Client-Side Prediction With Physics In Unity
TL;DR
I made a demo showing how to do client-side prediction with physics-based player movement in Unity - GitHub.
UPDATE:
Aran Koning submitted a pull request which improves upon the code in this article using even newer and shinier Unity features. By putting the client and the server cubes in different physics scenes, there’s no need to selectively disable one cube or the other, which causes issues with determinism.
Introduction
Back in early 2012 I wrote a blog post about kind-of-but-not-really implementing client-side prediction of physics-based player movement in Unity. That nasty workaround that I described, is no longer necessary thanks to Physics.Simulate(). That old post is still one of the most popular posts on here, but with Unity today, that information is just sort of wrong. So here goes, the 2018 edition.
Client-Side What?
In a competitive multiplayer game, you want to avoid cheating as much as you can. Usually that means a server-authoritative network model, where clients send their input to the server, and the server turns that input into player movement, and sends a snapshot of the resulting player state back to the client.
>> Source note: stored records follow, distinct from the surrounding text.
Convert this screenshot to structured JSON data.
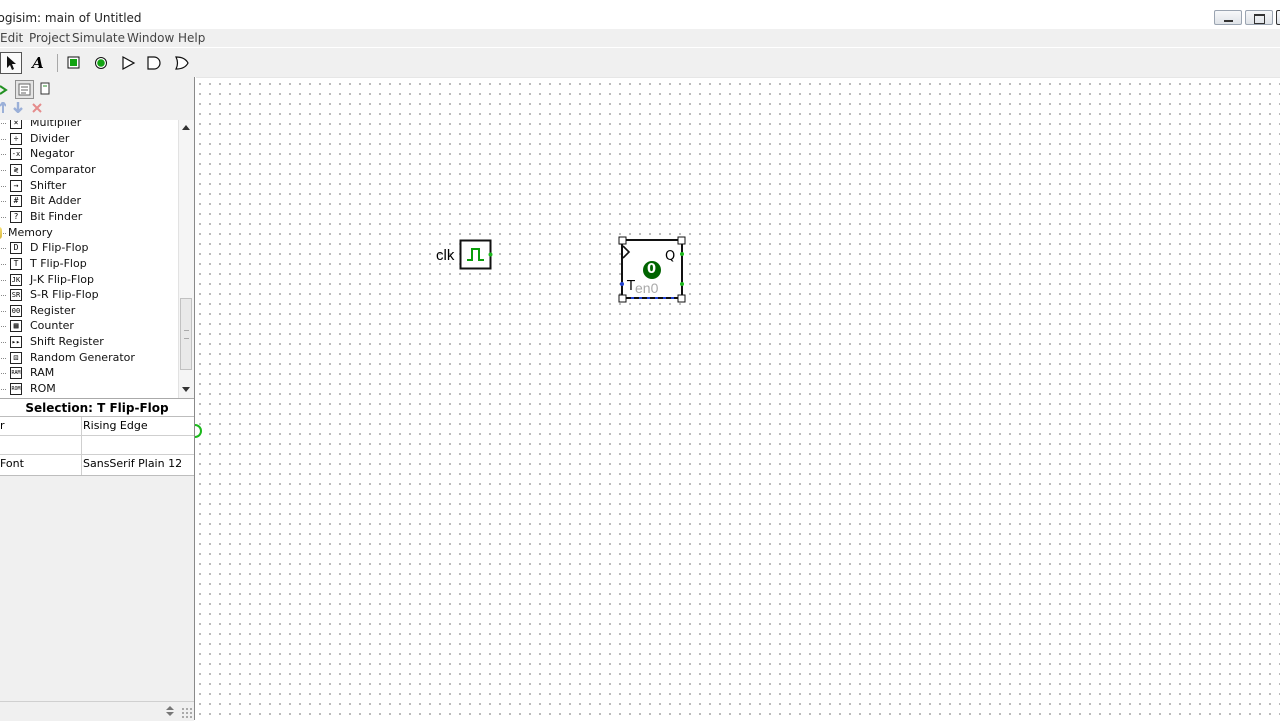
{
  "window": {
    "title": "Logisim: main of Untitled"
  },
  "menu": {
    "items": [
      "Edit",
      "Project",
      "Simulate",
      "Window",
      "Help"
    ]
  },
  "toolbar": {
    "text_tool": "A"
  },
  "explorer": {
    "items": [
      {
        "label": "Multiplier",
        "icon": "multiplier-icon",
        "glyph": "×"
      },
      {
        "label": "Divider",
        "icon": "divider-icon",
        "glyph": "÷"
      },
      {
        "label": "Negator",
        "icon": "negator-icon",
        "glyph": "-x"
      },
      {
        "label": "Comparator",
        "icon": "comparator-icon",
        "glyph": "≷"
      },
      {
        "label": "Shifter",
        "icon": "shifter-icon",
        "glyph": "→"
      },
      {
        "label": "Bit Adder",
        "icon": "bit-adder-icon",
        "glyph": "#"
      },
      {
        "label": "Bit Finder",
        "icon": "bit-finder-icon",
        "glyph": "?"
      },
      {
        "label": "Memory",
        "icon": "folder-icon",
        "glyph": "",
        "folder": true
      },
      {
        "label": "D Flip-Flop",
        "icon": "d-flip-flop-icon",
        "glyph": "D"
      },
      {
        "label": "T Flip-Flop",
        "icon": "t-flip-flop-icon",
        "glyph": "T"
      },
      {
        "label": "J-K Flip-Flop",
        "icon": "jk-flip-flop-icon",
        "glyph": "JK"
      },
      {
        "label": "S-R Flip-Flop",
        "icon": "sr-flip-flop-icon",
        "glyph": "SR"
      },
      {
        "label": "Register",
        "icon": "register-icon",
        "glyph": "00"
      },
      {
        "label": "Counter",
        "icon": "counter-icon",
        "glyph": "▦"
      },
      {
        "label": "Shift Register",
        "icon": "shift-register-icon",
        "glyph": "▸▸"
      },
      {
        "label": "Random Generator",
        "icon": "random-generator-icon",
        "glyph": "⚄"
      },
      {
        "label": "RAM",
        "icon": "ram-icon",
        "glyph": "RAM"
      },
      {
        "label": "ROM",
        "icon": "rom-icon",
        "glyph": "ROM"
      }
    ]
  },
  "selection": {
    "header": "Selection: T Flip-Flop",
    "attributes": [
      {
        "name": "r",
        "value": "Rising Edge"
      },
      {
        "name": "",
        "value": ""
      },
      {
        "name": "Font",
        "value": "SansSerif Plain 12"
      }
    ]
  },
  "circuit": {
    "clock_label": "clk",
    "ff_state": "0",
    "ff_output": "Q",
    "ff_input": "T",
    "ff_label": "en0"
  },
  "colors": {
    "wire_green": "#00a000",
    "state_dark_green": "#006400",
    "selection_blue": "#2040d0"
  }
}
This causes a delay between pressing a key, and seeing the results, which feels unacceptably laggy for any kind of action game. Client-Side Prediction is a very common technique which hides this lag by predicting what the resulting movement will be, and showing it straight away. When the client receives the results from the server, it compares with what the client predicted, if they are different there has been a misprediction, and it corrects the predicted state.
The snapshots received from the server always arrive in the past, relative to the clients predicted state (i.e. if the round-trip from client to server and back, is 150ms, then each snapshot will be at least 150ms in the past). As a result of this, when the client needs to correct a misprediction, it must rewind to this point in the past, and then replay through all of the inputs in-between to get back up to where it was. If player movement in your game is physics-based, then that’s why Physics.Simulate()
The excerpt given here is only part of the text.